La procédure de garde à vue :

La garde à vue est une mesure de privation de liberté d’une personne contre laquelle il existe une ou plusieurs raisons plausibles de soupçonner qu’elle a commis ou tenté de commettre une infraction punie d’une peine d’emprisonnement (articles 62-2 et suivants du code de procédure pénale).

Le Procureur de la République doit être informé immédiatement de la décision de placement en garde à vue, garde à vue qui ne peut être prise que par un officier de police judiciaire (OPJ qui peut être un policier ou un gendarme).

La procédure de garde à vue est encadrée très strictement par la loi, et ne peut être prise que si elle constitue l’unique moyen de :

  • Permettre l’exécution des investigations impliquant la présence ou la participation de la personne
  • Garantir la présentation de la personne devant le procureur de la République afin que ce magistrat puisse apprécier la suite à donner à l’enquête ;
  • Empêcher que la personne ne modifie les preuves ou indices matériels ;
  • Empêcher que la personne ne fasse pression sur les témoins ou les victimes ainsi que sur leur famille ou leurs proches ;
  • Empêcher que la personne ne se concerte avec d’autres personnes susceptibles d’être ses coauteurs ou complices ;
  • Garantir la mise en œuvre des mesures destinées à faire cesser le crime ou le délit.

La durée normale de la garde à vue est de 24 heures prolongeable une fois pour 24 heures, sur autorisation du Procureur de la République, soit 48 heures.

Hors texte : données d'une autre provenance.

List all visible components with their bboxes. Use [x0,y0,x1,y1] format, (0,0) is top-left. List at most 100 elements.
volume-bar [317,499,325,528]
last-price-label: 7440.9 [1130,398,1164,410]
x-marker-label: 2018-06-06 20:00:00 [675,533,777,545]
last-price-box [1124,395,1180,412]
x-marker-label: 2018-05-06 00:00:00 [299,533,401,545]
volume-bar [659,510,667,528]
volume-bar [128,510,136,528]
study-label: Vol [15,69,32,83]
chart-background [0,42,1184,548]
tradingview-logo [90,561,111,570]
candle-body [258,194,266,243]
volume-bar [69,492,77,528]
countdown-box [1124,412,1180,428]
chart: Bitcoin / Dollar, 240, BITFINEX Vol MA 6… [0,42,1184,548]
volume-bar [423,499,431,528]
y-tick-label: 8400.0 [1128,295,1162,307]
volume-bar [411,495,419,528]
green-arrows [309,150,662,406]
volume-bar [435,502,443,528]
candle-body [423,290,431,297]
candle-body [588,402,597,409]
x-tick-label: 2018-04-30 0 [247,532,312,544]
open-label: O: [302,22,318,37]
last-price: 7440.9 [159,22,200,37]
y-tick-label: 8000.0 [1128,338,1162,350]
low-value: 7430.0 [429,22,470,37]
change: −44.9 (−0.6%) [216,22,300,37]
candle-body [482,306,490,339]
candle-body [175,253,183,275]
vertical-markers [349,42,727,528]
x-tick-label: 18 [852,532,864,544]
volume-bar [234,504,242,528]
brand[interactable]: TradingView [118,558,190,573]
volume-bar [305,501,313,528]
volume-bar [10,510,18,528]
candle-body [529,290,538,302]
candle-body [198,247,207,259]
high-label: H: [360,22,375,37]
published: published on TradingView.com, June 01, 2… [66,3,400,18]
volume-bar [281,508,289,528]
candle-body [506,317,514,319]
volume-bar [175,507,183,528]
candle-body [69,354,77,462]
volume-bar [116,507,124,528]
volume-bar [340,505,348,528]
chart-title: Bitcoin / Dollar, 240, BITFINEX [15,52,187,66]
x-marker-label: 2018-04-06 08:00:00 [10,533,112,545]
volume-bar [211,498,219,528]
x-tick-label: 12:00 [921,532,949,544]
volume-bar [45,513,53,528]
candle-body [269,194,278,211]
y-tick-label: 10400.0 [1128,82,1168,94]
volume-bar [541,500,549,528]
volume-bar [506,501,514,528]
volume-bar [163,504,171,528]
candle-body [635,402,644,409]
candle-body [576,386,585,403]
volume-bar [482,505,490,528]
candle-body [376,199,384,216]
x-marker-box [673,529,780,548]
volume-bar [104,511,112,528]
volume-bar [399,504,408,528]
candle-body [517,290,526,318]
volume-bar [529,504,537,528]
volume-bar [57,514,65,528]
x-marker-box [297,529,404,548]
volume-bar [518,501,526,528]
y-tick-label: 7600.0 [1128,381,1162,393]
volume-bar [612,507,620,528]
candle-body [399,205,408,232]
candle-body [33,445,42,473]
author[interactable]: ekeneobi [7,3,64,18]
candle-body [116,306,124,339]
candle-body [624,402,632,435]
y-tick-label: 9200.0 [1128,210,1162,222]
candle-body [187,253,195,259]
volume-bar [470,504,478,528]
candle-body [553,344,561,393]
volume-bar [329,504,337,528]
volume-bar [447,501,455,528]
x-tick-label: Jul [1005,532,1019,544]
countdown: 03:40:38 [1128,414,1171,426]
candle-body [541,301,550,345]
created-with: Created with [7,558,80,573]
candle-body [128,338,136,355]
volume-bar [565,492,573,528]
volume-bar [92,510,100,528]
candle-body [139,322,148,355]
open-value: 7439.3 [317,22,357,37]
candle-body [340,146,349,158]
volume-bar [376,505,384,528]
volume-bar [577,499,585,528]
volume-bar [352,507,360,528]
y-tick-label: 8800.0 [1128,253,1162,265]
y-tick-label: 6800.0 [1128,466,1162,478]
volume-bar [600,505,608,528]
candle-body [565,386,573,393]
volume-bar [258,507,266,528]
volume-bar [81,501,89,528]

Dans certains cas, notamment en matière de trafic de stupéfiants la garde à vue peut atteindre 96 heures voire 144 heures en matière de terrorisme.

La personne placée en garde à vue bénéficie d’un certains nombres de droits qui doivent lui être notifiés dès le début de la mesure tout comme l’infraction qu’elle est soupçonnée d’avoir commise, ainsi que la date et le lieu présumés de celle-ci.

Ainsi le gardé à vue a le droit d’être assisté d’un avocat dès le début de la mesure.

La personne placée en garde à vue peut demander l’assistance d’un avocat et bénéficier d’un entretien confidentiel de 30 minutes ; entretien qui pourra de nouveau avoir lieu à chaque prolongation de la garde à vue.

L’avocat, tout comme la personne placée en garde à vue, pourra consulter les éventuelles auditions précédentes, le certificat médical de compatibilité de l’état de santé avec la mesure, et le procès-verbal de notification des droits.

L’avocat assistera le gardé à vue pendant les auditions et confrontations lors desquelles il pourra poser des questions ou faire des observations.

La personne placée en garde à vue bénéficie par ailleurs des droits suivants :

  • droit de faire prévenir un proche et son employeur ainsi que, si elle est de nationalité étrangère, les autorités consulaires de l’Etat dont elle est ressortissante, et, le cas échéant, de communiquer avec ces personnes
  • droit d’être examinée par un médecin
  • s’il y a lieu, du droit d’être assistée par un interprète
  • droit de présenter des observations au procureur de la République
  • droit, lors des auditions, après avoir décliné son identité, de faire des déclarations, de répondre aux questions qui lui sont posées ou de se taire.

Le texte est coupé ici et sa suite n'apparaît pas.